After an emotionally draining and intense battle of ideologies in issue #3, the teen sensations try to save their own hides in Champions #4. Is it good?
Champions #4 (Marvel Comics)
Pilot mode disengage, Hulk-hold-ship-together is a go! Who’s leading this mission anyway, and how the hell did Nova damage his helmet? Oh wait, it’s not a mission at all! Don’t get it twisted! Bet you never thought about the fantastic, transoceanic politics of the Marvel Universe, didja? Neither did this team. And they are in NO WAY ready for the universe-hopping, pink-speaking anomaly on the way.
Is It Good?
Writer Mark Waid continues to develop the various personalities in Champions and successfully bounces them off each other for meaningful effect. There’s nothing like a little adversity to figure out who a team’s true leader is, but this time it’s not a ripped-from-the-headlines conflict, but something distinctly House of Ideas. That would be fine if the dialogue didn’t deliver a wink and a nod to the reader, overtly reminding us that, hey, they can’t all resemble real life.
That slide away from verisimilitude seems like it will continue next issue, if the guest star at the end of Champions #4 is any indication. The series may be undergoing a bit of an identity crisis as it progresses, as the very genuine tribulations in issue #3 are giving way to the more and more improbable. Of course, given the origin of the guest star, it could swing back around again, but in a very convoluted way. Whether you liked it or not, Champions was a gutsy book that might have been trailblazing, one which now seems to be backsliding into more typical, maybe even forgettable territory.
Artist Humberto Ramos does better with the “quiet” scenes in Champions #4 than he did in the previous issue, but whiffs through his usual wheelhouse — the action sequences. It may have been a mistake to have the man renowned for frantic and frenzied movement carry an underwater fight without any dialogue or description. There are indeed some very cool individual panels, but it’s difficult to catch the overall plot thread through Ramos’ heavily stylized pencils. Colorist Edgar Delgado continues to do the best with what he’s given, whether it’s through the ease of contrasting Cyclops’ optic blasts with the dark water, or the greater challenge of finding a way to make the purple and green Viv Vision stand out in that environment.

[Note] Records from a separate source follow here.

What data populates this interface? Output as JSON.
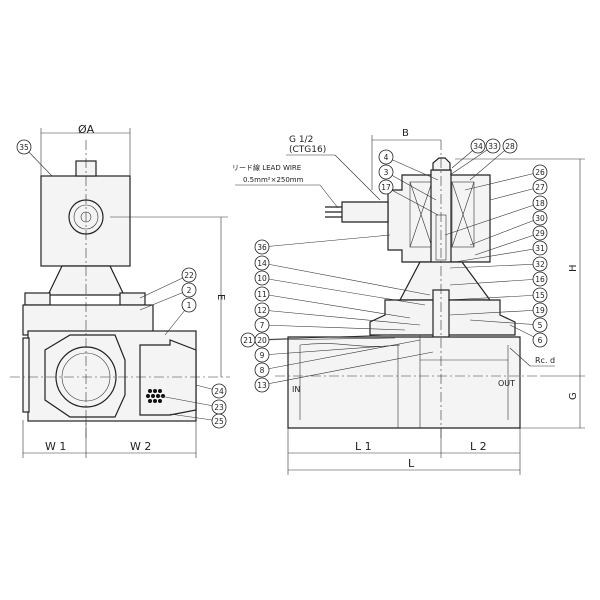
{
  "side_view": {
    "dim_phi_a": "ØA",
    "dim_w1": "W 1",
    "dim_w2": "W 2",
    "dim_e": "E",
    "balloons": [
      "35",
      "22",
      "2",
      "1",
      "24",
      "23",
      "25"
    ]
  },
  "section_view": {
    "dim_b": "B",
    "thread_label": "G 1/2",
    "thread_sub": "(CTG16)",
    "lead_wire_label": "リード線 LEAD WIRE",
    "lead_wire_spec": "0.5mm²×250mm",
    "dim_h": "H",
    "dim_g": "G",
    "dim_l1": "L 1",
    "dim_l2": "L 2",
    "dim_l": "L",
    "port_thread": "Rc. d",
    "inlet": "IN",
    "outlet": "OUT",
    "balloons": [
      "34",
      "33",
      "28",
      "4",
      "3",
      "17",
      "26",
      "27",
      "18",
      "30",
      "29",
      "31",
      "32",
      "16",
      "15",
      "19",
      "5",
      "6",
      "36",
      "14",
      "10",
      "11",
      "12",
      "7",
      "21",
      "20",
      "9",
      "8",
      "13"
    ]
  }
}
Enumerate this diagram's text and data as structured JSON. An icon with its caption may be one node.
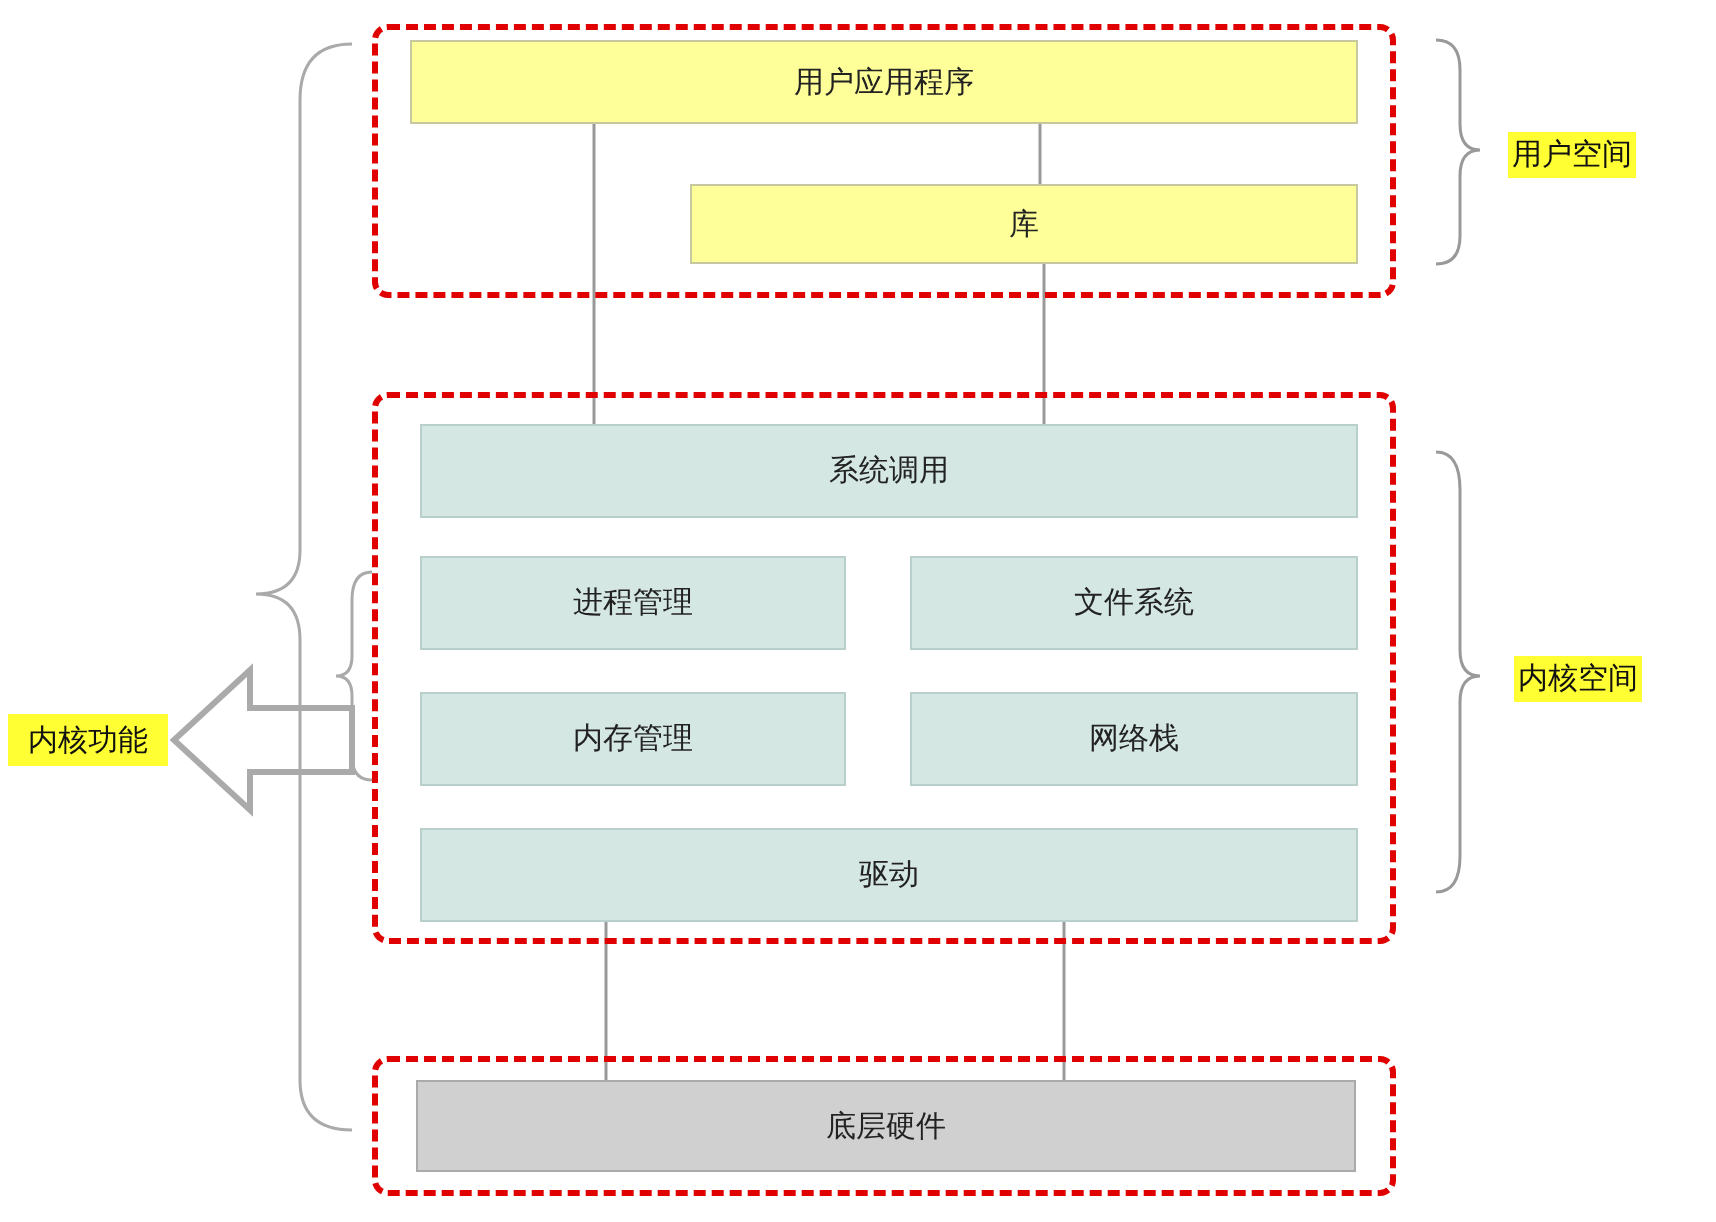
{
  "diagram": {
    "nodes": [
      {
        "text": [],
        "shape": "box"
      },
      {
        "text": [
          "用户应用程序"
        ],
        "in": 0
      },
      {
        "text": [
          "库"
        ],
        "in": 0
      },
      {
        "text": [],
        "shape": "box"
      },
      {
        "text": [
          "系统调用"
        ],
        "in": 3
      },
      {
        "text": [
          "进程管理"
        ],
        "in": 3
      },
      {
        "text": [
          "文件系统"
        ],
        "in": 3
      },
      {
        "text": [
          "内存管理"
        ],
        "in": 3
      },
      {
        "text": [
          "网络栈"
        ],
        "in": 3
      },
      {
        "text": [
          "驱动"
        ],
        "in": 3
      },
      {
        "text": [],
        "shape": "box"
      },
      {
        "text": [
          "底层硬件"
        ],
        "in": 10
      },
      {
        "text": [
          "内核功能"
        ]
      }
    ],
    "edges": [
      {
        "from": 1,
        "to": 4,
        "arrow": "none"
      },
      {
        "from": 1,
        "to": 2,
        "arrow": "none"
      },
      {
        "from": 2,
        "to": 4,
        "arrow": "none"
      },
      {
        "from": 9,
        "to": 11,
        "arrow": "none"
      },
      {
        "from": 9,
        "to": 11,
        "arrow": "none"
      },
      {
        "from": null,
        "to": 12,
        "arrow": "to",
        "style": "thick"
      }
    ],
    "labels": [
      "用户空间",
      "内核空间"
    ]
  }
}
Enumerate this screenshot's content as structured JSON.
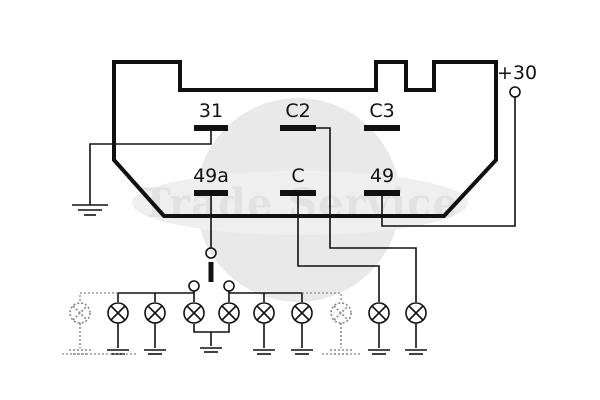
{
  "terminals": {
    "t31": "31",
    "tC2": "C2",
    "tC3": "C3",
    "t49a": "49a",
    "tC": "C",
    "t49": "49",
    "plus30": "+30"
  },
  "watermark": "Trade Service",
  "colors": {
    "line": "#111111",
    "watermark_disc": "#e9e9e9",
    "watermark_text": "#e2e2e2",
    "optional": "#888888"
  }
}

Champions #4 is a much more typical Marvel comic than the previous issue, and suffers because of it. The book’s original direction may have been off-putting to some, but it was unique and could have opened new avenues for storytelling. Waid and Ramos may still achieve that, as the next issue’s guest star has a built-in backdoor to reality, but the shift in #4 is jarring, and stands as an avoidable stumble in Champions‘ momentum.